Executive Offers $8 Billion Remedy for Midwest Rail Logjam
Proposed 280-mile bypass faces opposition from landowners, financing hurdles
A software industry veteran is taking on one of the toughest problems facing the U.S. railroad industry: the chronic traffic bottleneck surrounding Chicago that can take more than a day for freight trains to move through.
Frank Patton, 73 years old and chairman of fledgling Great Lakes Basin Transportation Inc., wants to build a privately-financed rail route through Illinois, Wisconsin and Indiana that would allow trains to loop around the congested rail hub.
Mr. Patton’s proposed 280-mile line would reduce the about 30-hour train travel times through Chicago to eight or 10 hours. It would take about five years to permit and build and cost $8 billion, he said, monies that eventually would be paid off by user fees from the six major North American railroads the line intends to serve.
Its hurdles are many. Great Lakes Basin Transportation still has to assemble financing and obtain regulatory and environmental approvals. And the plan faces opposition from affected landowners and a so-far cool reception from railroads, which are pushing their own plan to dislodge the Chicago rail logjam.
But Mr. Patton is undaunted. “Anybody who looks at the projections for a 60% increase in traffic by 2040, they know something has to happen,” he said. “The Chicago terminal is one snowstorm away from disaster.” He is moving quickly to get regulators’ approval and to line up financing.
Mr. Patton, who owned and managed Portfolio Dynamics, a financial services software company for 30 years, became interested in railroading about six years ago while volunteering for a Chicago civic and cultural advocacy group. He and a group of former railroad executives started the initial regulatory approvals process for building a railroad. The team met with the U.S. Surface Transportation Board in September, then submitted a revised plan.

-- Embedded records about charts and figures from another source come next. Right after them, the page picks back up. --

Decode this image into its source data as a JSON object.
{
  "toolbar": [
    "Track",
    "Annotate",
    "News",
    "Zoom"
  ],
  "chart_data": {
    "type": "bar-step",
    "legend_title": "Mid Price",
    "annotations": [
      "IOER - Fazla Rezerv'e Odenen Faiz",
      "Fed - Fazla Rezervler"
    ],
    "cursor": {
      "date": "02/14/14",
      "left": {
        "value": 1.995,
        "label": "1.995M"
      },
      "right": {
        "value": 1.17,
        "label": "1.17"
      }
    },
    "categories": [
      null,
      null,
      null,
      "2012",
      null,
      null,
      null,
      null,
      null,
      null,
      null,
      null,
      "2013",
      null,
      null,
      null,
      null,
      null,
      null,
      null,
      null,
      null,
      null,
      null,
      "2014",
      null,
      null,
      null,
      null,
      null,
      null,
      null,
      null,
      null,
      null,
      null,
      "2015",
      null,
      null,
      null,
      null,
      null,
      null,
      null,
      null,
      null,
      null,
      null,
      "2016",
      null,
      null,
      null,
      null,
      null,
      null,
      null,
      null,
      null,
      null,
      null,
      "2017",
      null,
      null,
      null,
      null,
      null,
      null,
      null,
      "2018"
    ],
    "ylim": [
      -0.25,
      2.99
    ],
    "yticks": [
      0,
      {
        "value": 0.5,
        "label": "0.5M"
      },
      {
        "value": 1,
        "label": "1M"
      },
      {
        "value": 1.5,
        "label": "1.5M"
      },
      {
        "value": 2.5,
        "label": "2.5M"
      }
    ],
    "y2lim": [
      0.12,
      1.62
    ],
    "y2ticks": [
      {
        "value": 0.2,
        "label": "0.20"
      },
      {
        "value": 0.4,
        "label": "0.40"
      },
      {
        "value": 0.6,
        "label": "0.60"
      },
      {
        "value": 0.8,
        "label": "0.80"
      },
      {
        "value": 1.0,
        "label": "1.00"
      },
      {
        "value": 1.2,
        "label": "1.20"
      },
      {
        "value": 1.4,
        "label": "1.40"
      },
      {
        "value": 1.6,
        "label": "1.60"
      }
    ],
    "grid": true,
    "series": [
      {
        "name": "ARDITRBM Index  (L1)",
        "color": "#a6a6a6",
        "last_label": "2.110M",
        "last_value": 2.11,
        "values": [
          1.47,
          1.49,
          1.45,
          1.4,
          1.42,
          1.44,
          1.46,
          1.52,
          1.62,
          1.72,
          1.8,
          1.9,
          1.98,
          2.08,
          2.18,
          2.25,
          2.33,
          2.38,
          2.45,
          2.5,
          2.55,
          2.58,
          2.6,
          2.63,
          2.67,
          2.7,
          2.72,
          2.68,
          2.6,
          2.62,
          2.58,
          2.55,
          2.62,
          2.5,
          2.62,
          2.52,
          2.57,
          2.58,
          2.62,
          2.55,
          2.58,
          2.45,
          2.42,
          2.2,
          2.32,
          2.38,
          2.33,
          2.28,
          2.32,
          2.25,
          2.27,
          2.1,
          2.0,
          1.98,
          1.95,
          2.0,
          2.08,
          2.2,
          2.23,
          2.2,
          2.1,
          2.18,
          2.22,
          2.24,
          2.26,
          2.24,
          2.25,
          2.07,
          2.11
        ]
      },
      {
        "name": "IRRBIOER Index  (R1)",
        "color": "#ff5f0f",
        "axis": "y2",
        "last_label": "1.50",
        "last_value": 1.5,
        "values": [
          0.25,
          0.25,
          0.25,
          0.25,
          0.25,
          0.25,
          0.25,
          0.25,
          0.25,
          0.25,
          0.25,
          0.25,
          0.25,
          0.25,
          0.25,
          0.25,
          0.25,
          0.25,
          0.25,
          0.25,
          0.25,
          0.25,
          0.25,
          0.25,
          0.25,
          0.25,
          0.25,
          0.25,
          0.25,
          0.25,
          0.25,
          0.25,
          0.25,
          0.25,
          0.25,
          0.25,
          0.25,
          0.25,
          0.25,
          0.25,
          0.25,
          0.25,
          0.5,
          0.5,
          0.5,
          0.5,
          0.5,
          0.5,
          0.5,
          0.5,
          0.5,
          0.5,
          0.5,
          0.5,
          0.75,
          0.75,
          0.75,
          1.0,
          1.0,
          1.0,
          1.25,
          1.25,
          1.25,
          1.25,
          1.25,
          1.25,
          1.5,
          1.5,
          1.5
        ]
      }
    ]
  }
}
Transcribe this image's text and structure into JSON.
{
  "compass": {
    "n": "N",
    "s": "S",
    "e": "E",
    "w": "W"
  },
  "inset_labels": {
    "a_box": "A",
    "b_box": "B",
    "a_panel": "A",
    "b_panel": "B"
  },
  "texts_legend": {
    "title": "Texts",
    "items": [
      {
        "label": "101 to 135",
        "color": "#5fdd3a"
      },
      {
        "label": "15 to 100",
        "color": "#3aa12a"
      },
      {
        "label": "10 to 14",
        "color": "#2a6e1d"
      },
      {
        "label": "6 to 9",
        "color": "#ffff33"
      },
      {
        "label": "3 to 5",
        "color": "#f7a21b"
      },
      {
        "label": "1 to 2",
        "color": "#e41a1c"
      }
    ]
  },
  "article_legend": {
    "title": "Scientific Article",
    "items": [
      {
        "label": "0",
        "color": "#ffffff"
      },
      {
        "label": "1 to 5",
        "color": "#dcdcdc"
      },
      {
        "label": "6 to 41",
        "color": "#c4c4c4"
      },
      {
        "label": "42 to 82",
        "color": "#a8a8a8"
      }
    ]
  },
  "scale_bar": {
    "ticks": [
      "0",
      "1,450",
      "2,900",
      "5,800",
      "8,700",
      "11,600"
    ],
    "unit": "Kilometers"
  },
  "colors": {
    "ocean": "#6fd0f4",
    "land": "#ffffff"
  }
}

Last week regulators began conducting public hearings to gather information on the proposed project, which requires federal approval following an in-depth environmental impact study that allows communities to voice concerns about noise and disruption and potential damage to wildlife and water.
Railroad Remedy
Great Lakes Basin Transportation wants to build a privately financed rail route that would allow trains to loop around Chicago, a congested rail hub.
Source: the company
The project’s scope is “so large, and it has the potential to affect so many people, we thought it was important to get out there and let them know very quickly,” said Victoria Rutson, director of the Surface Transportation Board’s office of environmental analysis.
Mr. Patton is still working to secure financing. That shouldn’t be a problem because of the cost-reduction benefits, he says. “The margins are just so thin [on freight shipped by rail] that cutting distribution costs through Chicago would be significant,” he says.
‘Nobody is going to willingly give up ground.’
Opponents are organizing, too. People living along the proposed route say they are worried the project’s maximum traffic load of 110 trains a day will expose them to relentless noise and the risk of accidental hazardous cargo spills. The proposed 200-foot-wide track right of way would restrict nearby farmers’ access to their fields and destroy drainage and crop irrigation systems, they say. Moreover, they object to a law that allows railroads to force owners to sell their land if an amicable purchase deal can’t be reached.
“We’re not just going to lay down,” said Robert Cauffman, a retired conservation officer who estimates his house near Kouts, Ind., is about 200 feet from the proposed route. “Nobody is going to willingly give up ground. You have third, fourth and fifth-generation families that farm. [The railroad] would split these farms in half.”
The major freight railroads are largely staying on the sidelines. The bypass “seems to be pretty good and a novel idea worth exploring,” says ABH Consulting railroad industry analyst Anthony Hatch. He suspects railroads are reticent to sign on in part because they find it hard to believe that a new project like this can withstand an environmental review.
‘An exceedingly expensive idea with no publicly identified funding sources. ’
A failed railroad merger may help move the project forward. Canadian Pacific Railway Ltd. earlier this month abandoned a bid for U.S. rivalNorfolk Southern Corp. One of Canadian Pacific’s arguments for the deal was the merger would ease congestion in Chicago, where a quarter of all North American train traffic either starts, stops or connects to another railroad.
Mr. Patton insists that nobody would be forced from their homes and farmers will be able to continue to work their land after he acquires the right of way. He added the railroad could make their property move valuable by expanding the potential uses to include rail-served warehouses, grain storage elevators and other developments.
Union Pacific Corp., the only major freight railroad to take a public position on the bypass, said it determined in 2014 that it is “not interested in moving forward with a discussion on the Great Lakes Basin Railroad’s bypass project—an exceedingly expensive idea with no publicly identified funding sources.”
Some don’t think the Great Lakes Basin bypass is necessary because their own infrastructure improvement projects in Chicago, known by the acronym Create, are starting to work. The decadelong program is aimed at eliminating choke points where trains are forced to stop for other trains and frequently blocked street crossings that snarl auto traffic. So far Create has shaved an average of 11 hours off the time it takes a train to get through Chicago, according to the Association of American Railroads, the railroads’ trade association.